The Man-O-War looks like a jellyfish, but it’s actually a venomous siphonophores. At a foot long, five inches wide, and with a tentacle that can reach of up to 165 feet, they are seriously not messing around. Even when they appear to be dead, a sting from their tentacle can cause shock and even death.

“Symptoms are usually localized (pain where contact was made), but in some cases there can be muscle and joint aches, or even confusion and respiratory distress,” Marine Science Professor Matthew Landau told Accuweather. “In extreme cases, a victim may go into shock, which in deep water will lead to drowning.”

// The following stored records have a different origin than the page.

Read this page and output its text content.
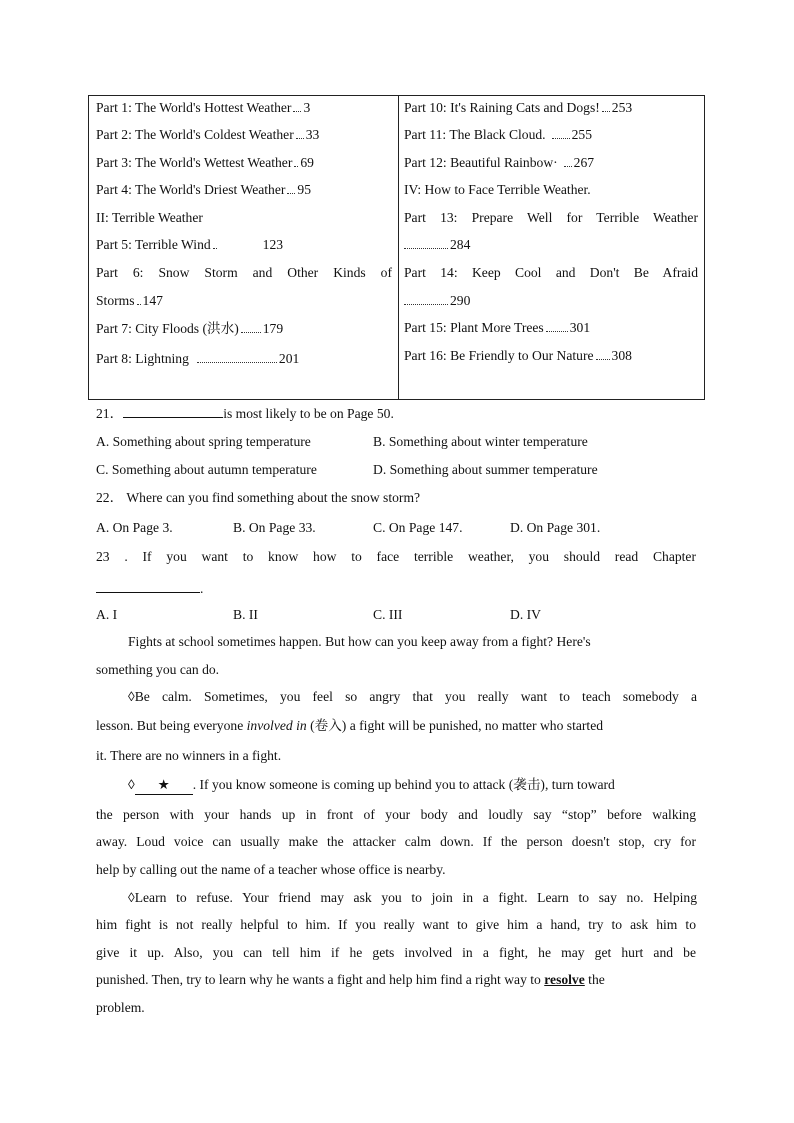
Part 1: The World's Hottest Weather 3
Part 2: The World's Coldest Weather 33
Part 3: The World's Wettest Weather 69
Part 4: The World's Driest Weather 95
II: Terrible Weather
Part 5: Terrible Wind	123
Part 6: Snow Storm and Other Kinds of
Storms 147
Part 7: City Floods (洪水) 179
Part 8: Lightning	201
Part 10: It's Raining Cats and Dogs! 253
Part 11: The Black Cloud. 255
Part 12: Beautiful Rainbow· 267
IV: How to Face Terrible Weather.
Part 13: Prepare Well for Terrible Weather
284
Part 14: Keep Cool and Don't Be Afraid
290
Part 15: Plant More Trees 301
Part 16: Be Friendly to Our Nature 308
21．	is most likely to be on Page 50.
A. Something about spring temperature	B. Something about winter temperature
C. Something about autumn temperature	D. Something about summer temperature
22． Where can you find something about the snow storm?
A. On Page 3.	B. On Page 33.	C. On Page 147.	D. On Page 301.
23 . If you want to know how to face terrible weather, you should read Chapter
.
A. I	B. II	C. III	D. IV
Fights at school sometimes happen. But how can you keep away from a fight? Here's
something you can do.
◊Be calm. Sometimes, you feel so angry that you really want to teach somebody a
lesson. But being everyone involved in (卷入) a fight will be punished, no matter who started
it. There are no winners in a fight.
◊ ★ . If you know someone is coming up behind you to attack (袭击), turn toward
the person with your hands up in front of your body and loudly say “stop” before walking
away. Loud voice can usually make the attacker calm down. If the person doesn't stop, cry for
help by calling out the name of a teacher whose office is nearby.
◊Learn to refuse. Your friend may ask you to join in a fight. Learn to say no. Helping
him fight is not really helpful to him. If you really want to give him a hand, try to ask him to
give it up. Also, you can tell him if he gets involved in a fight, he may get hurt and be
punished. Then, try to learn why he wants a fight and help him find a right way to resolve the
problem.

These guys are often pushed towards the eastern U.S. coast during the summer, as currents move them away from their usual tropical hang-outs. The Man-O-War can’t propel itself, so it’s at the mercy of the tides and wind. A gas-filled float keeps them at the ocean surface, kind of like a tentacled buoy that is in no way there to help you. Essentially though, if you’re in their path they can’t re-direct themselves so it’s up to you to move out of the way.

If you see one of these brightly colored guys on the sand, keep far away. Even if it appears to be dead, it can sting you. If you are stung, rinse the area with saltwater and vinegar or isopropyl alcohol. Don’t touch the tentacle if it has stuck to you, but use a stick or key to lift it off your skin. Hydrocortisone cream is also a must while the wound is healing.